When attending a large workshop, lecture or presentation, most audience members expect a PowerPoint presentation and a paper handout or two. Many people may arrive at the venue expecting to be bored and quickly become engaged in their smartphones, notes or other distractions. Anonymity in a large crowd makes it easy for the audience members to not pay attention.
No matter how engaging, polished and interesting a speaker you are, you still stand to lose a good portion of your audience if you don’t keep the participants actively engaged. Busy people multitask, and the minute their minds wander away from your topic, they are disengaged with you while they are checking email, reviewing a to-do list or focusing on other material. However, as a presenter, if you create a unique experience, your audience will be invigorated and your presentation will be a memorable one.
1. Engaging Your Audience: Live Polling
Keeping your audience engaged in your presentation can be a challenge, but you can make it an easier process by offering the sophisticated technology of an audience response app as a part of your lecture materials. Your audience can engage with your presentation, influence its flow and become immersed in listening and responding rather than daydreaming or being distracted by other things.
At the beginning of your lecture, simply ask participants to access the audience response app on their smartphones, tablets or laptops. The interface provides an immediate interactive experience to get participants engaged and on your side. When asking for interaction, no longer will you need to call on a raised hand or try to make out a shout from your audience; with text polling, you can ask a question and get an immediate response from your entire audience.
The ability to provide input and an answer or opinion helps to keep large audiences engaged and ready to respond to your requests. No longer is the smartphone a potential distraction for your audience; it is a tool to help keep the participants engaged throughout your presentation.
2. Pushing Content and Charts to Your Audience
With a smartphone audience response system that allows you to push content or charts to your audience, the days of watching your audience squint at a centrally located screen are over. With the ability to read along with your diagrams and charts, your interactive audience remains immersed in the material you are presenting. Because they won’t need to take notes since the details of your presentation are in their hands, you can continue to capture the attention of your undistracted audience.
Using live polling and pushing the results to your audience will be an especially unique and engaging way to share real-time results with this sophisticated technology. Your audience won’t need to wonder what the opinions of others in the room might be; they can immediately see the answers or opinions of others when you display the results of text polling as a part of your presentation.
3. Taking Live Questions without Disruptions
With a sophisticated smartphone audience response app, participants can ask you questions during the course of the lecture. As you look around the room, do you see quizzical expressions or confused looks? You won’t need to wonder why, as those questions can come to you via the audience response system during the course of your presentation. Unique questions may remind you to emphasize specific points, and groups of similar questions may encourage you to backtrack and review specific details.

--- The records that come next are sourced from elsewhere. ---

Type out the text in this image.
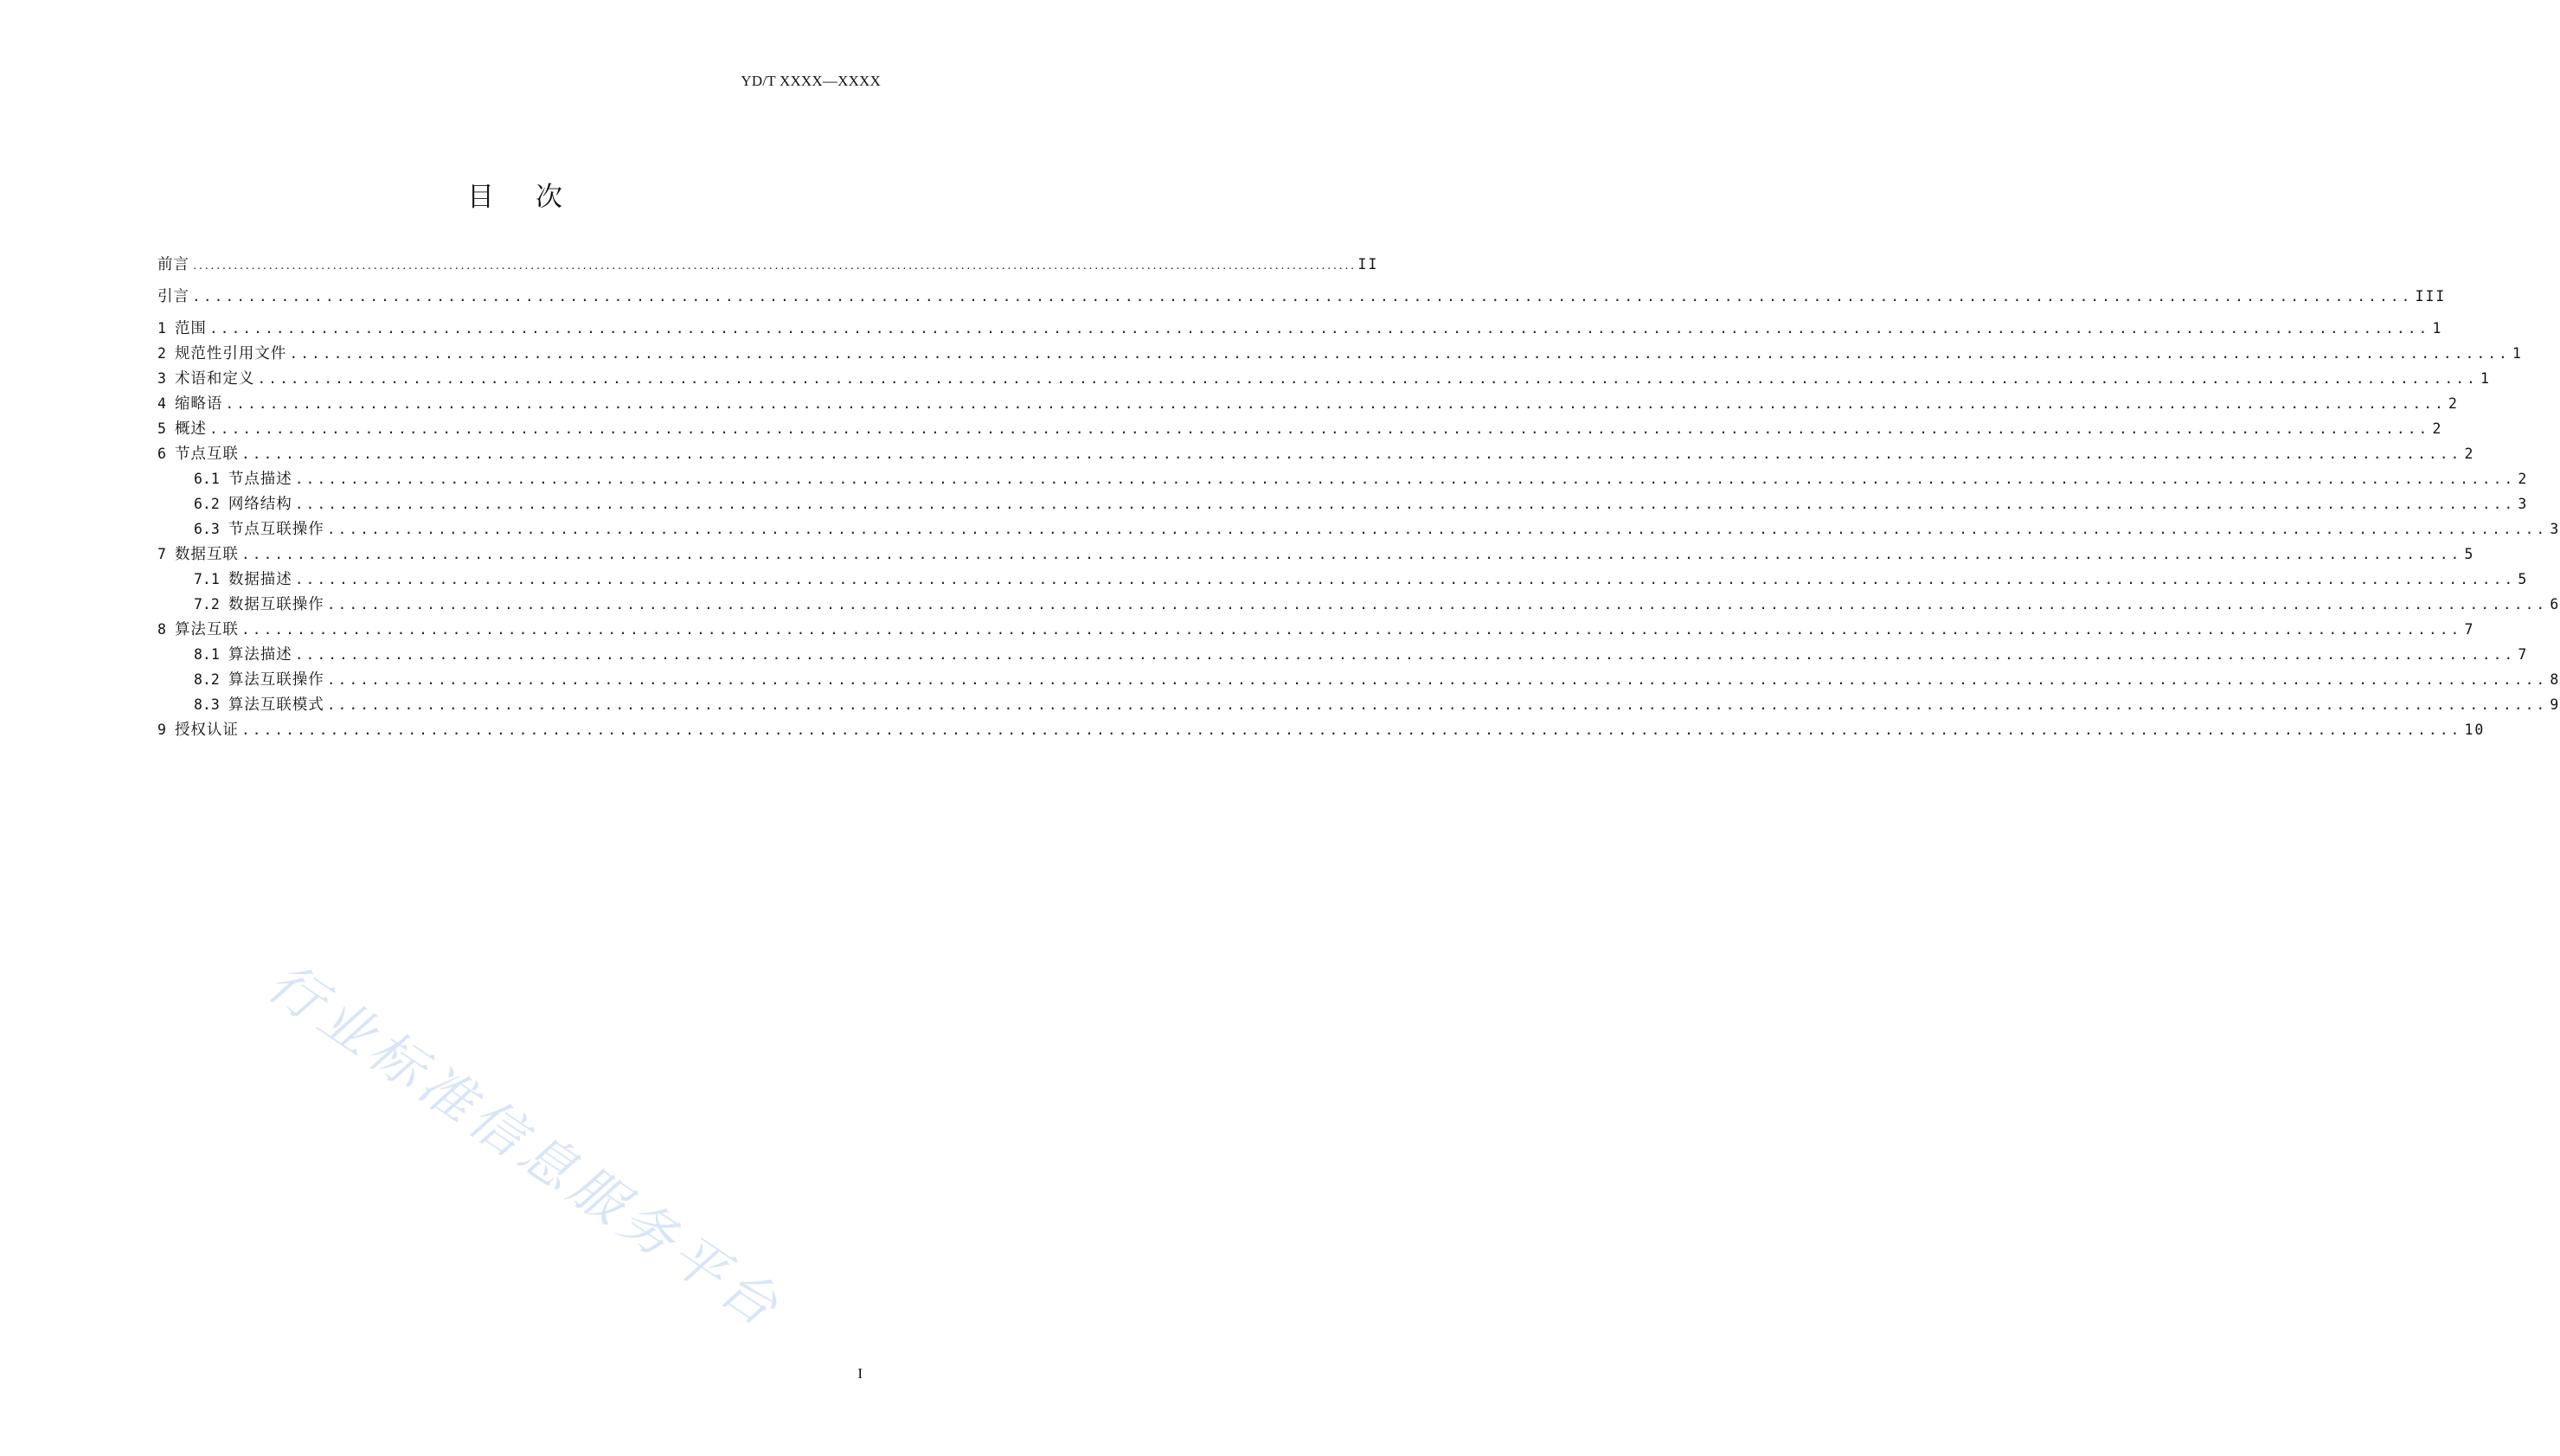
YD/T XXXX—XXXX
目次
前言 ........................................................................................................................................................................................................ II
引言 ........................................................................................................................................................................................................ III
1 范围 ........................................................................................................................................................................................................ 1
2 规范性引用文件 ........................................................................................................................................................................................................ 1
3 术语和定义 ........................................................................................................................................................................................................ 1
4 缩略语 ........................................................................................................................................................................................................ 2
5 概述 ........................................................................................................................................................................................................ 2
6 节点互联 ........................................................................................................................................................................................................ 2
6.1 节点描述 ........................................................................................................................................................................................................ 2
6.2 网络结构 ........................................................................................................................................................................................................ 3
6.3 节点互联操作 ........................................................................................................................................................................................................ 3
7 数据互联 ........................................................................................................................................................................................................ 5
7.1 数据描述 ........................................................................................................................................................................................................ 5
7.2 数据互联操作 ........................................................................................................................................................................................................ 6
8 算法互联 ........................................................................................................................................................................................................ 7
8.1 算法描述 ........................................................................................................................................................................................................ 7
8.2 算法互联操作 ........................................................................................................................................................................................................ 8
8.3 算法互联模式 ........................................................................................................................................................................................................ 9
9 授权认证 ........................................................................................................................................................................................................ 10
I
行业标准信息服务平台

You can easily incorporate your responses to text polling and audience questions into your presentation, or you can use the questions you receive as a gauge to help you recognize points your audience may be struggling to absorb. Your ability to be flexible based on the feedback of your audience will morph your presentation into one that is uniquely tailored to their needs and addresses their specific interests or topics of concern.
Although asking questions, making comments and requesting clarification can be a disruption for a large audience, a smartphone audience response system makes questions a seamless part of your presentation. Additionally, offering short quizzes for your participants can help you to assess their involvement, knowledge and retention of the material you are presenting. When your audience knows a quiz is forthcoming, they will be more likely to remain engaged during your presentation so they can achieve a solid score.

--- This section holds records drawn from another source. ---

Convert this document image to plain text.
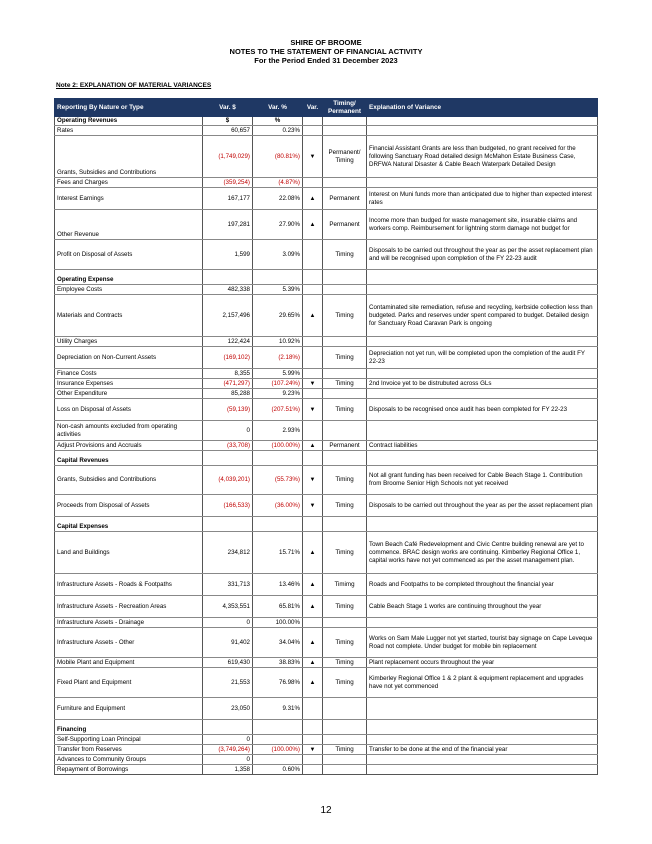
SHIRE OF BROOME
NOTES TO THE STATEMENT OF FINANCIAL ACTIVITY
For the Period Ended 31 December 2023
Note 2: EXPLANATION OF MATERIAL VARIANCES
Reporting By Nature or Type	Var. $	Var. %	Var.	Timing/ Permanent	Explanation of Variance
Operating Revenues	$	%			
Rates	60,657	0.23%			
Grants, Subsidies and Contributions	(1,749,029)	(80.81%)	▼	Permanent/ Timing	Financial Assistant Grants are less than budgeted, no grant received for the following Sanctuary Road detailed design McMahon Estate Business Case, DRFWA Natural Disaster & Cable Beach Waterpark Detailed Design
Fees and Charges	(359,254)	(4.87%)			
Interest Earnings	167,177	22.08%	▲	Permanent	Interest on Muni funds more than anticipated due to higher than expected interest rates
Other Revenue	197,281	27.90%	▲	Permanent	Income more than budged for waste management site, insurable claims and workers comp. Reimbursement for lightning storm damage not budget for
Profit on Disposal of Assets	1,599	3.09%		Timing	Disposals to be carried out throughout the year as per the asset replacement plan and will be recognised upon completion of the FY 22-23 audit

Operating Expense					
Employee Costs	482,338	5.39%			
Materials and Contracts	2,157,496	29.65%	▲	Timing	Contaminated site remediation, refuse and recycling, kerbside collection less than budgeted. Parks and reserves under spent compared to budget. Detailed design for Sanctuary Road Caravan Park is ongoing
Utility Charges	122,424	10.92%			
Depreciation on Non-Current Assets	(169,102)	(2.18%)		Timing	Depreciation not yet run, will be completed upon the completion of the audit FY 22-23
Finance Costs	8,355	5.99%			
Insurance Expenses	(471,297)	(107.24%)	▼	Timing	2nd Invoice yet to be distrubuted across GLs
Other Expenditure	85,288	9.23%			
Loss on Disposal of Assets	(59,139)	(207.51%)	▼	Timing	Disposals to be recognised once audit has been completed for FY 22-23
Non-cash amounts excluded from operating activities	0	2.93%			
Adjust Provisions and Accruals	(33,708)	(100.00%)	▲	Permanent	Contract liabilities

Capital Revenues					
Grants, Subsidies and Contributions	(4,039,201)	(55.73%)	▼	Timing	Not all grant funding has been received for Cable Beach Stage 1. Contribution from Broome Senior High Schools not yet received
Proceeds from Disposal of Assets	(166,533)	(36.00%)	▼	Timing	Disposals to be carried out throughout the year as per the asset replacement plan

Capital Expenses					
Land and Buildings	234,812	15.71%	▲	Timing	Town Beach Café Redevelopment and Civic Centre building renewal are yet to commence. BRAC design works are continuing. Kimberley Regional Office 1, capital works have not yet commenced as per the asset management plan.
Infrastructure Assets - Roads & Footpaths	331,713	13.46%	▲	Timimg	Roads and Footpaths to be completed throughout the financial year
Infrastructure Assets - Recreation Areas	4,353,551	65.81%	▲	Timing	Cable Beach Stage 1 works are continuing throughout the year
Infrastructure Assets - Drainage	0	100.00%			
Infrastructure Assets - Other	91,402	34.04%	▲	Timing	Works on Sam Male Lugger not yet started, tourist bay signage on Cape Leveque Road not complete. Under budget for mobile bin replacement
Mobile Plant and Equipment	619,430	38.83%	▲	Timing	Plant replacement occurs throughout the year
Fixed Plant and Equipment	21,553	76.98%	▲	Timing	Kimberley Regional Office 1 & 2 plant & equipment replacement and upgrades have not yet commenced
Furniture and Equipment	23,050	9.31%			

Financing					
Self-Supporting Loan Principal	0				
Transfer from Reserves	(3,749,264)	(100.00%)	▼	Timing	Transfer to be done at the end of the financial year
Advances to Community Groups	0				
Repayment of Borrowings	1,358	0.60%			
12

4. Stimulating Discussions and Activities
Splitting your audience into groups for in-depth discussion, brainstorming or individual topics can enhance creativity and personal expression. Breaking up your presentation by asking your audience to stand, move around the room or break into groups for intensive discussions can also help to re-energize the audience as a whole and bring a new focus to the material. Audience activities can help to reinforce learning with the stimulation of physical movement, and a unique activity will be memorable. It will also help you to relax and develop a rapport between yourself and your audience members.
5. Post-Presentation Surveys
Getting feedback from your audience following your presentation has traditionally been a time-consuming and inefficient process with low participation. Distributing a printed survey or asking participants to email their survey after returning home is guaranteed to result in hasty responses or no responses at all. A live polling survey conducted via the smartphone audience response system prior to the completion of your presentation will ensure that you gain full participation with the benefit of a fresh perspective. This efficient tool makes providing responses easy for the participants, and you gain immediate feedback that is complete and accurate.
If you offer frequent lectures, workshops or presentations, you may find that you’ve fallen into the trap of providing tiered content with an established method of delivery; you may also notice that your audiences are distracted or unengaged. By adding the sophisticated technology of an audience response app and unique activities to your presentation structure, you will re-engage both yourself and your audience.